LIVINGSTON, NJ – Although on the face of it, graduates of Livingston High School’s (LHS) Class of 2017 are moving on to institutions of higher learning at about the same impressive rate as they did in past years, slight differences in post-secondary pursuits are beginning to shine through, according to a presentation given by Director of School Counseling Services Sinead Crews at Monday’s Livingston Board of Education (LBOE) meeting.

The nearly 450 students who graduated in June submitted 3,740 applications to 369 different colleges and universities, which was a slight increase from the prior year’s number of 3,500 applications. However, similar to prior years, 96 percent of students have gone on to post-secondary institutions while 3 percent moved directly into a job, enlisted in the military or were admitted to a gap year program (with females constituting the majority of that 3 percent). 

According to the presentation, there was a very slight increase, year over year, of students who went on to attend a four-year college (405 students in 2017 vs. 401 students in 2016) and a similar decrease in those attending a two-year college (27 vs. 30, respectively).

Sign Up for E-News

Crews said it was also worth noting the slight increase in the percentage of males attending a four-year college (89 percent in 2017 compared to 86 percent in 2016). Simultaneously, there was a slight decrease for female students, with 92 percent attending a four-year college in 2017, compared to 94 percent from the year before. 

Additionally, the percentage of special education students attending four-year colleges increased from 64 percent to 65 percent.

“I think this is reflective of the conversations we’ve been having for several years now in the Counseling Department in terms of focusing on best fit for students for their post-secondary plans,” said Crews.

Although there are similarities between the specific colleges and universities that four or more LHS graduates of both 2016 and 2017 went on to attend—with institutions like Rutgers University-New Brunswick (41 students attending), County College of Morris (18 students), Syracuse University and University of Delaware (13 students each) and Pennsylvania State University (11 students), leading the pack—several new schools not previously represented on the list made an appearance in 2017.

These schools included: Monmouth University (six students); Carnegie Mellon University, Muhlenberg College and Stockton University (five students each); and Elon University, Stephens Institute of Technology and Quinnipiac University (four students each).

Although 23 of the 32 colleges and universities most highly attended by LHS grads are located in the northeast, LHS students are now also migrating toward the mid-west and the south areas of the country. Schools that topped these lists include: Indiana University at Bloomington (ten students), University of Michigan (nine), Washington University in St. Louis (six) and The Ohio State University (four) in the mid-west; and The University of Tampa (nine), University of Miami (five), Elon University (four), Tulane University (four) and Vanderbilt University (four) in the south.

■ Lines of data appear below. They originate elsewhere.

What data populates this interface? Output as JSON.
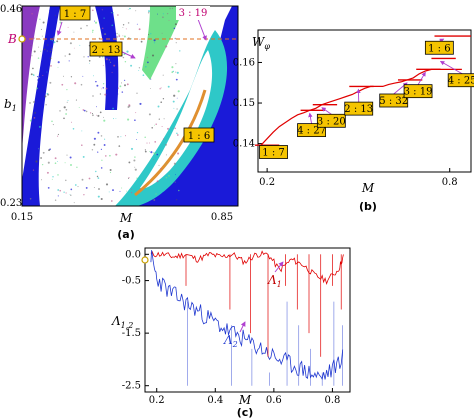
{
  "colors": {
    "red_series": "#e00000",
    "blue_series": "#2038d0",
    "label_box": "#f5c400",
    "arrow": "#b040d0",
    "map_blue": "#1a1ad8",
    "map_cyan": "#2ec8c8",
    "map_green": "#6ee08a",
    "map_orange": "#e09030"
  },
  "chart_data": [
    {
      "id": "a",
      "type": "heatmap",
      "panel_label": "(a)",
      "xlabel": "M",
      "ylabel": "b",
      "ylabel_sub": "1",
      "x_ticks": [
        "0.15",
        "0.85"
      ],
      "y_ticks": [
        "0.46",
        "0.23"
      ],
      "xlim": [
        0.15,
        0.85
      ],
      "ylim": [
        0.23,
        0.46
      ],
      "marker_label": "B",
      "marker_b1": 0.43,
      "region_labels": [
        "1 : 7",
        "2 : 13",
        "3 : 19",
        "1 : 6"
      ]
    },
    {
      "id": "b",
      "type": "line",
      "panel_label": "(b)",
      "xlabel": "M",
      "ylabel": "W",
      "ylabel_sub": "φ",
      "x_ticks": [
        "0.2",
        "0.8"
      ],
      "x_tick_values": [
        0.2,
        0.8
      ],
      "y_ticks": [
        "0.14",
        "0.15",
        "0.16"
      ],
      "y_tick_values": [
        0.14,
        0.15,
        0.16
      ],
      "xlim": [
        0.17,
        0.87
      ],
      "ylim": [
        0.133,
        0.168
      ],
      "series": [
        {
          "x": [
            0.18,
            0.2,
            0.22,
            0.24,
            0.26,
            0.28,
            0.3,
            0.32,
            0.34,
            0.36,
            0.38,
            0.4,
            0.42,
            0.44,
            0.46,
            0.48,
            0.5,
            0.52,
            0.54,
            0.56,
            0.58,
            0.6,
            0.62,
            0.64,
            0.66,
            0.68,
            0.7,
            0.72,
            0.74,
            0.76,
            0.78,
            0.8,
            0.82,
            0.84
          ],
          "y": [
            0.1396,
            0.1412,
            0.1428,
            0.1442,
            0.1452,
            0.1462,
            0.1471,
            0.1476,
            0.1482,
            0.1487,
            0.1496,
            0.1501,
            0.1506,
            0.1511,
            0.1516,
            0.1521,
            0.1529,
            0.1536,
            0.1541,
            0.1541,
            0.1541,
            0.1546,
            0.1549,
            0.1552,
            0.1557,
            0.1562,
            0.1572,
            0.1579,
            0.1583,
            0.1583,
            0.1583,
            0.1583,
            0.1583,
            0.1583
          ]
        }
      ],
      "plateaus": [
        {
          "label": "1 : 7",
          "y": 0.1396
        },
        {
          "label": "4 : 27",
          "y": 0.1482
        },
        {
          "label": "3 : 20",
          "y": 0.1496
        },
        {
          "label": "2 : 13",
          "y": 0.1541
        },
        {
          "label": "5 : 32",
          "y": 0.1557
        },
        {
          "label": "3 : 19",
          "y": 0.1583
        },
        {
          "label": "4 : 25",
          "y": 0.161
        },
        {
          "label": "1 : 6",
          "y": 0.1665
        }
      ]
    },
    {
      "id": "c",
      "type": "line",
      "panel_label": "(c)",
      "xlabel": "M",
      "ylabel": "Λ",
      "ylabel_sub": "1,2",
      "x_ticks": [
        "0.2",
        "0.4",
        "0.6",
        "0.8"
      ],
      "x_tick_values": [
        0.2,
        0.4,
        0.6,
        0.8
      ],
      "y_ticks": [
        "0.0",
        "-0.5",
        "-1.5",
        "-2.5"
      ],
      "y_tick_values": [
        0.0,
        -0.5,
        -1.5,
        -2.5
      ],
      "xlim": [
        0.16,
        0.86
      ],
      "ylim": [
        -2.62,
        0.12
      ],
      "series": [
        {
          "name": "Λ1",
          "x": [
            0.18,
            0.22,
            0.26,
            0.3,
            0.34,
            0.38,
            0.42,
            0.46,
            0.5,
            0.54,
            0.58,
            0.62,
            0.66,
            0.7,
            0.74,
            0.78,
            0.82,
            0.84
          ],
          "y": [
            0.0,
            0.0,
            -0.05,
            0.0,
            -0.1,
            0.0,
            -0.05,
            0.0,
            -0.15,
            0.0,
            0.0,
            -0.3,
            -0.1,
            -0.2,
            -0.4,
            -0.5,
            -0.3,
            0.0
          ]
        },
        {
          "name": "Λ2",
          "x": [
            0.18,
            0.2,
            0.24,
            0.28,
            0.32,
            0.36,
            0.4,
            0.44,
            0.48,
            0.52,
            0.56,
            0.6,
            0.64,
            0.68,
            0.72,
            0.76,
            0.8,
            0.84
          ],
          "y": [
            -0.02,
            -0.45,
            -0.7,
            -0.85,
            -1.0,
            -1.15,
            -1.3,
            -1.45,
            -1.55,
            -1.7,
            -1.8,
            -1.95,
            -2.05,
            -2.15,
            -2.25,
            -2.35,
            -2.2,
            -1.9
          ]
        }
      ],
      "series_labels": [
        "Λ",
        "Λ"
      ],
      "series_label_subs": [
        "1",
        "2"
      ]
    }
  ]
}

The counseling department plans to continue using strategies that include the application of the Naviance system for 7th-through 12th-graders (a system designed to marry student strengths to the most beneficial post-secondary choices for them); counselor visits to colleges and universities; regional information sessions for interested college admissions counselors to attend; and evening programs for students in grade 10 and up and their parents. 

Beyond the consideration of traditional college programs, the department will also continue to provide opportunities to partner with military recruiters, recruiters from overseas colleges, and other alternative options.

During the presentation on Monday, the LBOE asked Superintendent of Schools Christina Steffner whether the counseling department tracks students who have moved on to two-and four-year colleges to see what becomes of them in the next stage of their lives.

“We’re hoping with the use of [the data in] New Jersey Smart, we’ll be able to see how many students graduate in four versus five years and utilize other similar measures to track the progress of our graduates such as whether they go on to college, a career in the military, or other pursuits,” said Steffner.  

In response to a final question regarding stress reduction for students and parents going through this transition process, Crews said, “I think we—collectively—have to breathe.”

“This is a big and scary process for every single student and parent,” said Crews. “Students need to be there for their peers and their friends, to talk with and to process with. At the same time, they need to put their blinders up so they can focus on themselves, what their goals and interests are and how they can take care of themselves in a way that best benefits them at the end of the day."